Exodus Rabbah, a Midrashic text, makes a similar point. It tells us the burning bush is meant to teach us that "no place is devoid of the divine presence, not even a lowly thornbush." As the emerging leader of the Jewish people, Moses has to know and believe at the very core of his being that there is no place in the world in which God is not present (leit atar panui mineih). This is one of the most fundamental--and radical--claims of the Jewish tradition, one that the Jewish people will have to learn and teach the world.
It is this very insight that Jacob had discovered through the revelation of God in that "certain place," namely that, "God is in this place, but I did not know it" (Genesis 28:16). Now it is Moses' turn to learn Jacob's--Israel's--lesson, the fact of God's total presence in every place and at all times.
But Judaism is less concerned with theological abstractions than with lived religious realities. So the Jewish people are entrusted not merely with telling the world about God's presence, but also, and more critically, with making it manifest in the world.

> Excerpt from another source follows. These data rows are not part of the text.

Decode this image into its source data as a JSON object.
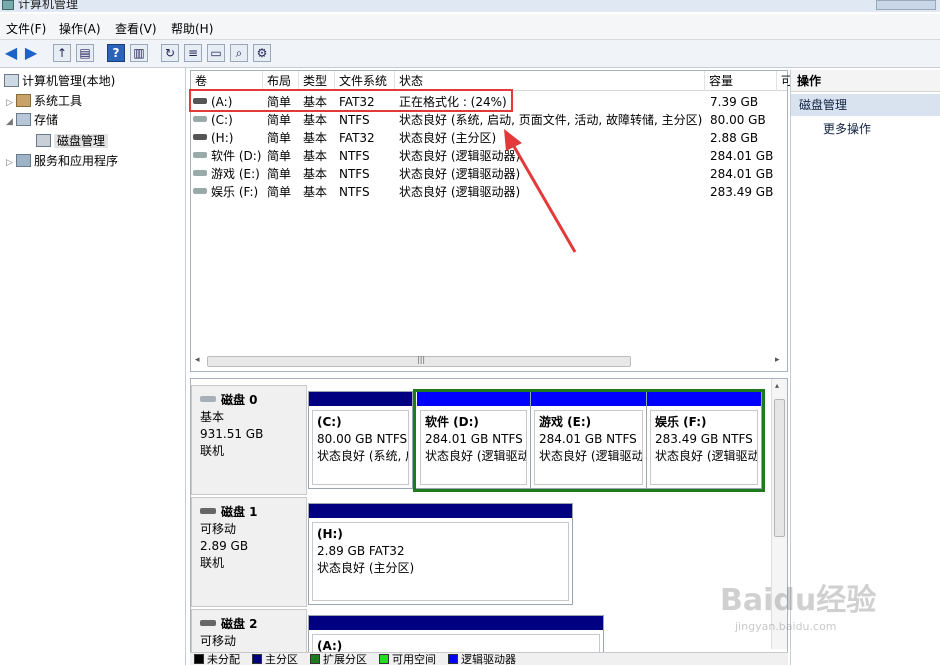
{
  "window": {
    "title": "计算机管理"
  },
  "menu": [
    "文件(F)",
    "操作(A)",
    "查看(V)",
    "帮助(H)"
  ],
  "tree": {
    "root": "计算机管理(本地)",
    "system_tools": "系统工具",
    "storage": "存储",
    "disk_management": "磁盘管理",
    "services": "服务和应用程序"
  },
  "columns": [
    "卷",
    "布局",
    "类型",
    "文件系统",
    "状态",
    "容量",
    "可"
  ],
  "volumes": [
    {
      "name": "(A:)",
      "layout": "简单",
      "type": "基本",
      "fs": "FAT32",
      "status": "正在格式化 : (24%)",
      "capacity": "7.39 GB"
    },
    {
      "name": "(C:)",
      "layout": "简单",
      "type": "基本",
      "fs": "NTFS",
      "status": "状态良好 (系统, 启动, 页面文件, 活动, 故障转储, 主分区)",
      "capacity": "80.00 GB"
    },
    {
      "name": "(H:)",
      "layout": "简单",
      "type": "基本",
      "fs": "FAT32",
      "status": "状态良好 (主分区)",
      "capacity": "2.88 GB"
    },
    {
      "name": "软件 (D:)",
      "layout": "简单",
      "type": "基本",
      "fs": "NTFS",
      "status": "状态良好 (逻辑驱动器)",
      "capacity": "284.01 GB"
    },
    {
      "name": "游戏 (E:)",
      "layout": "简单",
      "type": "基本",
      "fs": "NTFS",
      "status": "状态良好 (逻辑驱动器)",
      "capacity": "284.01 GB"
    },
    {
      "name": "娱乐 (F:)",
      "layout": "简单",
      "type": "基本",
      "fs": "NTFS",
      "status": "状态良好 (逻辑驱动器)",
      "capacity": "283.49 GB"
    }
  ],
  "disks": [
    {
      "name": "磁盘 0",
      "kind": "基本",
      "size": "931.51 GB",
      "state": "联机",
      "partitions": [
        {
          "label": "(C:)",
          "size": "80.00 GB NTFS",
          "status": "状态良好 (系统, 启"
        },
        {
          "label": "软件  (D:)",
          "size": "284.01 GB NTFS",
          "status": "状态良好 (逻辑驱动"
        },
        {
          "label": "游戏  (E:)",
          "size": "284.01 GB NTFS",
          "status": "状态良好 (逻辑驱动"
        },
        {
          "label": "娱乐  (F:)",
          "size": "283.49 GB NTFS",
          "status": "状态良好 (逻辑驱动"
        }
      ]
    },
    {
      "name": "磁盘 1",
      "kind": "可移动",
      "size": "2.89 GB",
      "state": "联机",
      "partitions": [
        {
          "label": "(H:)",
          "size": "2.89 GB FAT32",
          "status": "状态良好 (主分区)"
        }
      ]
    },
    {
      "name": "磁盘 2",
      "kind": "可移动",
      "size": "",
      "state": "",
      "partitions": [
        {
          "label": "(A:)",
          "size": "",
          "status": ""
        }
      ]
    }
  ],
  "legend": [
    "未分配",
    "主分区",
    "扩展分区",
    "可用空间",
    "逻辑驱动器"
  ],
  "colors": {
    "primary": "#000080",
    "logical": "#0000ff",
    "extended": "#1f7a1f",
    "free": "#22dd22",
    "unallocated": "#000000",
    "highlight_red": "#e23a3a"
  },
  "actions": {
    "header": "操作",
    "section": "磁盘管理",
    "more": "更多操作"
  },
  "watermark": {
    "logo": "Baidu经验",
    "url": "jingyan.baidu.com"
  }
}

Thus, it is not enough simply to state that God suffers with those who are in pain. Rather, we are obligated to be present with, and to bring comfort to, those who suffer, and thus to serve as the "manifesters" of God's love in the world.

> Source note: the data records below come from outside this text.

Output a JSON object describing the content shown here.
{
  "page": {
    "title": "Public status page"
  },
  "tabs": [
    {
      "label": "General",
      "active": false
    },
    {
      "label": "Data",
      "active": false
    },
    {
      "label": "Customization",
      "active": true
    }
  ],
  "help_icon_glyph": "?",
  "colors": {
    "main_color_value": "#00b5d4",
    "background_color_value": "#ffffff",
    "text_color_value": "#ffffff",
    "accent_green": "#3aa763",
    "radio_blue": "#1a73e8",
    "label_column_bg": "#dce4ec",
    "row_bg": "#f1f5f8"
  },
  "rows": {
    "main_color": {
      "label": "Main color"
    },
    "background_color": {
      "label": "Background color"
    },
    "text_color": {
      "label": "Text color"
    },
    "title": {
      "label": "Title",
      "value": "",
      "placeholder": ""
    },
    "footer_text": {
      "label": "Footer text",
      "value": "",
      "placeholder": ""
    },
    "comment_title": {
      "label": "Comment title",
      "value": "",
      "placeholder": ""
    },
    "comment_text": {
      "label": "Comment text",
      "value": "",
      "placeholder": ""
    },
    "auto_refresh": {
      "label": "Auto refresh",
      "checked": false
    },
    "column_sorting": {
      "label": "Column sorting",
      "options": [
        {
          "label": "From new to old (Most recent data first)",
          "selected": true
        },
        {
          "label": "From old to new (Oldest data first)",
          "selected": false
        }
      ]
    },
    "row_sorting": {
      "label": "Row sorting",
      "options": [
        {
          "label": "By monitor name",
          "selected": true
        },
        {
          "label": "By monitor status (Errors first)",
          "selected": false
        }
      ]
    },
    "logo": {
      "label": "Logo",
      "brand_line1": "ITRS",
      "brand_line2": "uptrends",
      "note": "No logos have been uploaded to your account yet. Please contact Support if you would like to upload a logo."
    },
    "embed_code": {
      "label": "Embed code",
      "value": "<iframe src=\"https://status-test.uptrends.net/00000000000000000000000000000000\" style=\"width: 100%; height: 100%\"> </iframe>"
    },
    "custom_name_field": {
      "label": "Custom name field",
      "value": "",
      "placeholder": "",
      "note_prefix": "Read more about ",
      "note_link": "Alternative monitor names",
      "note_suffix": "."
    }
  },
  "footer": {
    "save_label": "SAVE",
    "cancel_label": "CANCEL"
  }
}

To tell someone who is hurting that God is present in their pain can be less than helpful; to demonstrate that she is not alone by doing what God would have us do and loving her as she hurts--this is the deepest theological testimony we can offer. There can be love even in the lowest of places, and even amidst a seemingly endless array of thorns. And where we make that love real, there we make God present.

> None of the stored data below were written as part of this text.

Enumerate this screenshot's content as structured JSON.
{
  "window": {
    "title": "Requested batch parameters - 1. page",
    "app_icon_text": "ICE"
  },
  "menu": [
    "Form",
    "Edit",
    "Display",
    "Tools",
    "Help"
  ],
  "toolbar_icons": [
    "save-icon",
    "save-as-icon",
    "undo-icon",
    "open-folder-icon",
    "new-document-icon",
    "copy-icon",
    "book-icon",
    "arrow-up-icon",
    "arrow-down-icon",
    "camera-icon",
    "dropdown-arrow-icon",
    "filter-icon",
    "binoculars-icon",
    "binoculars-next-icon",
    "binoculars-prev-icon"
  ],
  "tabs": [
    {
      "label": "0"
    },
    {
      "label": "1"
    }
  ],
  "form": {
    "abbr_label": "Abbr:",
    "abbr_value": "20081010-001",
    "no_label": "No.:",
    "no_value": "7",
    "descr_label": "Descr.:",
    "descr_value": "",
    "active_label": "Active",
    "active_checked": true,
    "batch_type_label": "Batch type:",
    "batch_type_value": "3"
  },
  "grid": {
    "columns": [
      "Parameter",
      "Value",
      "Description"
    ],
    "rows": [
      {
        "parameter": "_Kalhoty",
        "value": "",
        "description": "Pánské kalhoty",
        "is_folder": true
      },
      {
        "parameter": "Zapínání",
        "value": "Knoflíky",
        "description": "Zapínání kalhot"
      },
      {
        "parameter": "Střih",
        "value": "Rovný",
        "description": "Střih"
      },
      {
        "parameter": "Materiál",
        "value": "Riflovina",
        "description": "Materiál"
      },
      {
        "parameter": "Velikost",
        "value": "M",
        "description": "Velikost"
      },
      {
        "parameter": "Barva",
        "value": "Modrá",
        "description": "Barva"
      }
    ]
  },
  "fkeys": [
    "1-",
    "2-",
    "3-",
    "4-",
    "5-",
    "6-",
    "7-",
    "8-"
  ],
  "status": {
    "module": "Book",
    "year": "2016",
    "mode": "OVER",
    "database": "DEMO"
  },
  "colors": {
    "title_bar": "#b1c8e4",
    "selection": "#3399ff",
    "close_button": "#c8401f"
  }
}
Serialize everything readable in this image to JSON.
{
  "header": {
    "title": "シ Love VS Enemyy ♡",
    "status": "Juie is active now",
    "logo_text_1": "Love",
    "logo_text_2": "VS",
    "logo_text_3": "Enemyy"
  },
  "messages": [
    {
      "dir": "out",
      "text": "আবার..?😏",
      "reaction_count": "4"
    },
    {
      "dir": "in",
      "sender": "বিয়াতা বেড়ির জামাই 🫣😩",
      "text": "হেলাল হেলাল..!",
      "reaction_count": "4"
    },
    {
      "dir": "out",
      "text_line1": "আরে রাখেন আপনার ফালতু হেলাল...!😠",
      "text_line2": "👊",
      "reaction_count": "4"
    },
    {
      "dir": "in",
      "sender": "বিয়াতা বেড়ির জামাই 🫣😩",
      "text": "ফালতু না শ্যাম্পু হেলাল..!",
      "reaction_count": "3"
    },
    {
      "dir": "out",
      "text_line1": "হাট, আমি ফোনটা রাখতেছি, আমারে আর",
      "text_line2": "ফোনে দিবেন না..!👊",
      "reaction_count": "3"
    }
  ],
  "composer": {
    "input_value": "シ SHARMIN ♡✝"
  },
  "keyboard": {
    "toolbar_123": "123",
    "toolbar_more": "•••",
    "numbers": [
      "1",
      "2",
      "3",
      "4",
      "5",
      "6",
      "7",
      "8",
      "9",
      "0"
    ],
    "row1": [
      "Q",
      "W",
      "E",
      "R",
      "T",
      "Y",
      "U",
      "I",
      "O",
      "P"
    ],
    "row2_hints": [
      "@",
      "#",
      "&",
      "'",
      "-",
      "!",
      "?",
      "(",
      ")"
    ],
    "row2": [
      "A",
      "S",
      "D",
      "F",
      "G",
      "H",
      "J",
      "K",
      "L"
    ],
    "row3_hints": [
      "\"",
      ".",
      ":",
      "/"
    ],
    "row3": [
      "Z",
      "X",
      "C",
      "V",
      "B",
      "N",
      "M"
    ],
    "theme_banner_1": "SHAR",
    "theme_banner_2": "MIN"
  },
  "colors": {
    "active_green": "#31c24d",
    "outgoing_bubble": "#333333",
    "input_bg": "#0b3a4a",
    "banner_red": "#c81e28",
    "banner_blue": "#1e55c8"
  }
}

Yehudah Leib makes a similar point in a breathtaking comment on the very beginning of the Book of Exodus. Chapter 1 begins by listing Jacob's sons by name, even though their names were enumerated at length just a few chapters ago (Genesis 46: 8-27). The commentator Rashi suggests that this repetition is a sign of divine love: On many occasions in the Torah, God compares the children of Israel to stars. And just as God calls each star by name (cf. Isaiah 40:26), so also does God repeatedly call the children of Israel by name (Rashi to Exodus 1:1). If it seems strange for Rashi to link the use of names with love, think of the variety of ways in which human beings use first names to suggest intimacy and closeness. God calls the Jewish people by name as a sign of God's profound love for them. Notice that God calls them individually, thus making the crucial point that God's love is not only for the Jewish people as a collective but also for each of them individually.
The Sefat Emet takes the metaphor of Jews as stars much further. He suggests that the purpose of a Jew is like the purpose of a star--to bring light into the darkest places of the world. Just as each star has its own name, each Jew has his own unique light to bring.
If, with Moses, we return to the bush for a moment, we discover another radical truth about God that we must seek to emulate. God is totally present in the midst of human suffering, and yet God is not consumed in the process. That divine truth is in turn a human challenge--to be present without being consumed, to bring love to the darkness without being destroyed in the process of so doing. Sadly, it is all too easy to err in one extreme or the other--to be so concerned with self-preservation that we are never present, or to be so obsessed with the darkness that we are consumed by it. The Torah does not offer any easy solutions for how to do it, but in the model of God at the burning bush, the Torah suggests ever-so-subtly that it is possible to be present without being destroyed.
To take the covenant seriously, then, is to travel with God to the low places, and to travel for God to the dark places. Not to celebrate or glorify the dark, and not to romanticize it. But to be present to it and in it, and to do what stars do--to bring glimmers of light, and intimations of the divine, even and especially to the most "Godforsaken" places on earth.